> >

Pemilihan Komisaris yang Tepat Salah Satu Kunci Transformasi BUMN

Advertorial | 2 Juni 2021, 19:16 WIB
Menteri BUMN Erick Thohir. (Sumber: Dok. Kementerian BUMN)

JAKARTA, KOMPAS.TV - Menteri BUMN Erick Thohir menanggapi berbagai isu seputar pemilihan komisaris di perusahaan-perusahaan BUMN.

Terbaru, mengenai penunjukan gitaris grup musik Slank, Abdi Negara Nurdin atau lebih dikenal dengan Abdee Slank, sebagai komisaris PT Telkom Indonesia.

Erick menegaskan, pemilihan jajaran komisaris di BUMN dilakukan Kementerian BUMN dengan berbagai pertimbangan yang matang. Penempatan manajemen komisaris yang tepat merupakan salah satu langkah kunci untuk mentransformasi BUMN.

“Cara mentransformasi BUMN, yaitu dengan penempatan manajemen komisaris yang tepat, kedua pemilihan model bisnis yang tepat setelah pandemi, dan terakhir memastikan kesehatan masing-masing BUMN untuk bisa berkompetisi dengan baik. Karena itu, pemilihan komisaris di BUMN itu pasti ada alasannya, misalnya Telkom,” ujar Erick saat menemui awak media di Lobi Kementerian BUMN, Rabu (6/2/2021).

Erick menambahkan, Telkom harus menjadi service company untuk telekomunikasi atau industri digital. Baik Telkom maupun Telkomsel didorong untuk dapat menjadi agregator konten lokal agar tidak kalah saing dengan perusahaan-perusahaan swasta atau asing.

Oleh karena itu, Kementerian BUMN menunjuk komisaris-komisaris Telkom yang berasal dari berbagai kalangan, termasuk Menteri Perencanaan Pembangunan Nasional Indonesia periode 2016-2019, Menteri Keuangan Republik Indonesia periode 2014-2016, serta Menteri Riset dan Teknologi Indonesia 2019-2021, Bambang Permadi Soemantri Brodjonegoro sebagai Komisaris Utama.

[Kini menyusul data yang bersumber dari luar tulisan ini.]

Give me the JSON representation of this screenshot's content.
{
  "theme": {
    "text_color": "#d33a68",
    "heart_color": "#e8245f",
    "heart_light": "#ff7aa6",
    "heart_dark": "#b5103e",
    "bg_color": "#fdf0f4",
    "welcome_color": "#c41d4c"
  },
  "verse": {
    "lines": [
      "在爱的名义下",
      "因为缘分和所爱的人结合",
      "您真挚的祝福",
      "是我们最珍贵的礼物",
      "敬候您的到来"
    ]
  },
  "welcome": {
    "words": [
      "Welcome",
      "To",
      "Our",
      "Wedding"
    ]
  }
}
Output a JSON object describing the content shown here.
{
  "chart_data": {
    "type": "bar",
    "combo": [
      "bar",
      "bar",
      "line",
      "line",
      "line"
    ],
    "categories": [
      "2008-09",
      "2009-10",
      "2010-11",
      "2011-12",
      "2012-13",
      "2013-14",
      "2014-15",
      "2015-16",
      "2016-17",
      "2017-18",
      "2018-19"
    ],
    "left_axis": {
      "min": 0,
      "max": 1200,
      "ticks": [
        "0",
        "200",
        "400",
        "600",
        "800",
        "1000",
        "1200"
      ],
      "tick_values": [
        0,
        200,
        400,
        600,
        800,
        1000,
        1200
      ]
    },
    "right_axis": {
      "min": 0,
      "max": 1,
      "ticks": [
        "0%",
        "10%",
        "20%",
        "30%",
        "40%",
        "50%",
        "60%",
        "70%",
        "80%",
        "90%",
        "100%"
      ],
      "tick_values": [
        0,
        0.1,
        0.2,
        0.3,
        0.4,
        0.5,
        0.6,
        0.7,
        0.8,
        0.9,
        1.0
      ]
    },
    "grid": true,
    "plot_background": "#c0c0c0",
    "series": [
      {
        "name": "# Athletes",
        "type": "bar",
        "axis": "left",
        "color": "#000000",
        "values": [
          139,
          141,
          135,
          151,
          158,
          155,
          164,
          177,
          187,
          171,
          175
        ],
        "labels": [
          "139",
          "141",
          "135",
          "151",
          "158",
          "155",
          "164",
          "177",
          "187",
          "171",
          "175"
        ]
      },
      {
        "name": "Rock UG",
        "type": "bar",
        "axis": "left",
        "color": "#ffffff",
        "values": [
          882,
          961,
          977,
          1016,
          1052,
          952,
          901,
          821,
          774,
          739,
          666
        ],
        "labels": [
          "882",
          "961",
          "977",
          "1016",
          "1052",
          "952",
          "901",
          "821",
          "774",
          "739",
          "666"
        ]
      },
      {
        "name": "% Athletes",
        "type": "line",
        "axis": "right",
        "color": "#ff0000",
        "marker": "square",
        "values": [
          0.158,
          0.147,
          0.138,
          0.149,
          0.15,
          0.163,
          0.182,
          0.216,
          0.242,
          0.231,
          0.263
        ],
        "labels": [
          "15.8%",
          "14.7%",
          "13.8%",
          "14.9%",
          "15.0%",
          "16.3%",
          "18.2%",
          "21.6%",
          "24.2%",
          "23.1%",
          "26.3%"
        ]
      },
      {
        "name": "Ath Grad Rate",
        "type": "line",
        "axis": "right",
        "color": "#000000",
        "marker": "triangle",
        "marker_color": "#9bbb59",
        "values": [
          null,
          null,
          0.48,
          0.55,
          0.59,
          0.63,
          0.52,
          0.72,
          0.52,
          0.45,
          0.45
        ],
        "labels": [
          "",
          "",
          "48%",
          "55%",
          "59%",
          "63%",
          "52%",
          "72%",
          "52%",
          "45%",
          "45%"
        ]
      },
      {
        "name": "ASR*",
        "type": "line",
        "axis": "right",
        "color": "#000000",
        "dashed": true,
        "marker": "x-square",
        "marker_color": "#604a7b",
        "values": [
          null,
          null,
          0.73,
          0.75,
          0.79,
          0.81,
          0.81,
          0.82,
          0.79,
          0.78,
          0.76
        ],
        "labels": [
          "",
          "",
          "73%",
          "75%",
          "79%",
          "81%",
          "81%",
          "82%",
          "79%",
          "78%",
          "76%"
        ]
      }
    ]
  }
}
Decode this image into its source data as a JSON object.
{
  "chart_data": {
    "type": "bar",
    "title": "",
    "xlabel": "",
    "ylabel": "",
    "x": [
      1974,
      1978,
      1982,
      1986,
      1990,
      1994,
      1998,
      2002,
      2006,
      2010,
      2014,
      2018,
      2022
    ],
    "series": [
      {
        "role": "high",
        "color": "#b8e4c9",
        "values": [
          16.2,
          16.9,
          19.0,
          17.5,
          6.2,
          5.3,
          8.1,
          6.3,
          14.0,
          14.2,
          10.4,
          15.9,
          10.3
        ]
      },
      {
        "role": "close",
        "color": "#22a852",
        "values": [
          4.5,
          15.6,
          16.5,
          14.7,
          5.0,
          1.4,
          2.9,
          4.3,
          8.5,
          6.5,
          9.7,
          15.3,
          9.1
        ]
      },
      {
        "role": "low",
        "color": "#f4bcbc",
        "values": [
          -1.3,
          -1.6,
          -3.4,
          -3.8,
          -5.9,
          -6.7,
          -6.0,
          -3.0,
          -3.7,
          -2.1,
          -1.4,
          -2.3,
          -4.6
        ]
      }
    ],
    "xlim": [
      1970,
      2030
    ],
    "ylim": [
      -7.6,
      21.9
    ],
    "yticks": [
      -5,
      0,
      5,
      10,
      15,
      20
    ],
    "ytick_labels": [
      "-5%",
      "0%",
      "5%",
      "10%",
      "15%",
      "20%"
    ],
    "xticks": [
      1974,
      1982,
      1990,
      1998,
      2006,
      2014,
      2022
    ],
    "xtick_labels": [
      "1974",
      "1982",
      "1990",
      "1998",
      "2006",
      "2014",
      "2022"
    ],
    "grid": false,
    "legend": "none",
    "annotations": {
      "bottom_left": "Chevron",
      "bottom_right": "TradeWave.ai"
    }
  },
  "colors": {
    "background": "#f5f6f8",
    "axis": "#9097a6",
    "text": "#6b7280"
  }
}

Baca Juga: Selamatkan BUMN Penerbangan, Erick Thohir Minta Garuda Fokus Pasar Domestik

Kementerian BUMN juga menunjuk Pengacara, Bono Daru Adji, dan Abdee Slank sebagai Komisaris Telkom.

“Kemarin yang men-challenge saya adalah kenapa ada perwakilan musisi dari masyarakat, karena kita ingin adanya terobosan dari Telkom dan Telkomsel agar dapat membangun konten lokal dan keduanya harus menjadi agregator konten lokal,” jelas Erick.

“Telkom juga punya Indihome yang di dalamnya banyak channel-channel yang harus diperbaiki, misalnya ketapa kita nggak membuat channel musik unplugged buat musik jalanan yang sekarang terdampak, atau konser virtual untuk musisi Indonesia yang saat ini tidak punya panggung buat bermusik, padahal payment sistemnya bisa. Ini yang saya harapkan. Konteks-konteks pengangkatan itu pasti ada kontroversinya, tetapi percayalah pasti kita berbuat yang terbaik,” lanjutnya.